Bruce Lee intended Way of the Dragon to be the first of a trilogy involving the character Tan Lung. However, as soon as the dust had settled from Way of the Dragon, Bruce received an offer from Warner Brothers which seemed too good to turn down. The studio agreed to pay Bruce Lee $500,000 for the shooting of a martial arts film entitled Blood and Steel, but which would eventually reach the big screen as Enter the Dragon. The senior Warner Brothers producer, Fred Weintraub, was in no doubt as to who should star in the film- he had already seen Bruce Lee in action in The Green Hornet and was well aware of Bruce Lee's sensational impact on the cinema circuits of Asia.
None of the shoots for Bruce Lee's previous films had been easy, but Enter the Dragon proved to be the most challenging of all.
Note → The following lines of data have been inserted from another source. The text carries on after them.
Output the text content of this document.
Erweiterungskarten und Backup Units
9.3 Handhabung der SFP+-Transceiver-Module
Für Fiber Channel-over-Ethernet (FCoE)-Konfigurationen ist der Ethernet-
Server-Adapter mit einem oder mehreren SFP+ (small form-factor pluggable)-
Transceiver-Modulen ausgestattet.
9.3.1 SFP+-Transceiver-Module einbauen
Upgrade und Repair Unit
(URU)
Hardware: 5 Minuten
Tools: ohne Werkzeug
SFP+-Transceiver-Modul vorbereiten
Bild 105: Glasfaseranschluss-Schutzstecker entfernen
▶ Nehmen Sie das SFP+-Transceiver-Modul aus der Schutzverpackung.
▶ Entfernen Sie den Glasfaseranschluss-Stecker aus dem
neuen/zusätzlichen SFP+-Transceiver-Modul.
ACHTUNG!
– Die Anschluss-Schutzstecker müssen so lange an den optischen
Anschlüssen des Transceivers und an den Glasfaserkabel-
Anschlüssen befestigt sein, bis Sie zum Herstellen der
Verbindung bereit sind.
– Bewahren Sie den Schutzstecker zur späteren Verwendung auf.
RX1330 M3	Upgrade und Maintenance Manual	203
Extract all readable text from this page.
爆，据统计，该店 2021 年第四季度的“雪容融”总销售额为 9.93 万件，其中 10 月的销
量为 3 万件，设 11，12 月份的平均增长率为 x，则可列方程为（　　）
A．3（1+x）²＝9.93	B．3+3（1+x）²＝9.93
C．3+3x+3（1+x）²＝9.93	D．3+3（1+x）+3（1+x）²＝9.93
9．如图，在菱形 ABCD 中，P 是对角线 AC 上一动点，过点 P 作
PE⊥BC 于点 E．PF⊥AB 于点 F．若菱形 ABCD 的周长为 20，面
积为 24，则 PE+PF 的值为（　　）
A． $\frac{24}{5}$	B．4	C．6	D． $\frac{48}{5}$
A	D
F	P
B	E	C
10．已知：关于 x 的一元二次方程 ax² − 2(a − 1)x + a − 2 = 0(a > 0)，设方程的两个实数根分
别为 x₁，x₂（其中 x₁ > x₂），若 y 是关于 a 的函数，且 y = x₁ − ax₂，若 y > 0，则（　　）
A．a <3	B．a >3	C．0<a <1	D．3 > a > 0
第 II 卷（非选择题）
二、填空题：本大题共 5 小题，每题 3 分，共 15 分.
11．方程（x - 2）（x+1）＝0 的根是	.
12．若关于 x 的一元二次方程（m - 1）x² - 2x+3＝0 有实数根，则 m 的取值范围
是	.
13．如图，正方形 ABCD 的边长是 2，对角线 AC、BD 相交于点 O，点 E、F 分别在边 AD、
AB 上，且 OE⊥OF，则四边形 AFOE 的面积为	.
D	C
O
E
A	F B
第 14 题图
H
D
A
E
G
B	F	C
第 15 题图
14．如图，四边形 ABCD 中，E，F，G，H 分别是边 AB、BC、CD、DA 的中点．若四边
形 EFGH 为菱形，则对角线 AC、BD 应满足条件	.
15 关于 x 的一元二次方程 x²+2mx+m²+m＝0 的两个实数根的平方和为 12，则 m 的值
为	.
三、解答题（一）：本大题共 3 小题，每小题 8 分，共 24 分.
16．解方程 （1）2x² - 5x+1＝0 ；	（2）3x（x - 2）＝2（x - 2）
Bruce was nervous about making his first international feature film and persistently delayed the start of production. There were problems with translation for the international cast and crew. There was also cultural conflicts- not least that the American crew would not eat Chinese food! There were frequent injuries to the cast because of a lack of professional stunt equipment and Bruce Lee, himself, was also at the receiving end of a whole range of injuries and accidents such as a lacerated hand from a broken bottle in a fight scene with Bob Wall, and a snake bite from a cobra.
As time went on, the problems on-set piled up. At one stage, the martial arts extras threatened a strike when they discovered that the Hong Kong prostitutes, hired to appear in a key scene, were being paid at a higher rate than them. Bruce Lee also threatened to walk out at one point after a clash with script writer Michael Allin. There were also countless, time-consuming arguments between Bruce Lee and Raymond Chow who was the co-producer of Enter the Dragon. Another problem was that most of the martial arts extras were members of the Chinese syndicate, The Triads and they would often make challenges to Bruce Lee. For the most part, Bruce would ignore there taunting, but on occasion Bruce would accept a challenge to defend his honour. He never lost.
In Bruce Lee's mind, his entire future depended on the success or the failure of Enter the Dragon. He worried and worked at every single aspect of the film. By the end of shooting he had lost weight and was a ball of nervous energy. He was virtually living on vitamin pills and herbal drinks. He began to realise that stardom came with a heavy price; he could not walk through the streets of Hong Kong without being mobbed and the media pried into every aspect of his life. He became extremely suspicious of people and less friendly. Everywhere he went he would be bombarded with challenges. A dark cloud seemed to settle around him and only Linda received his complete trust.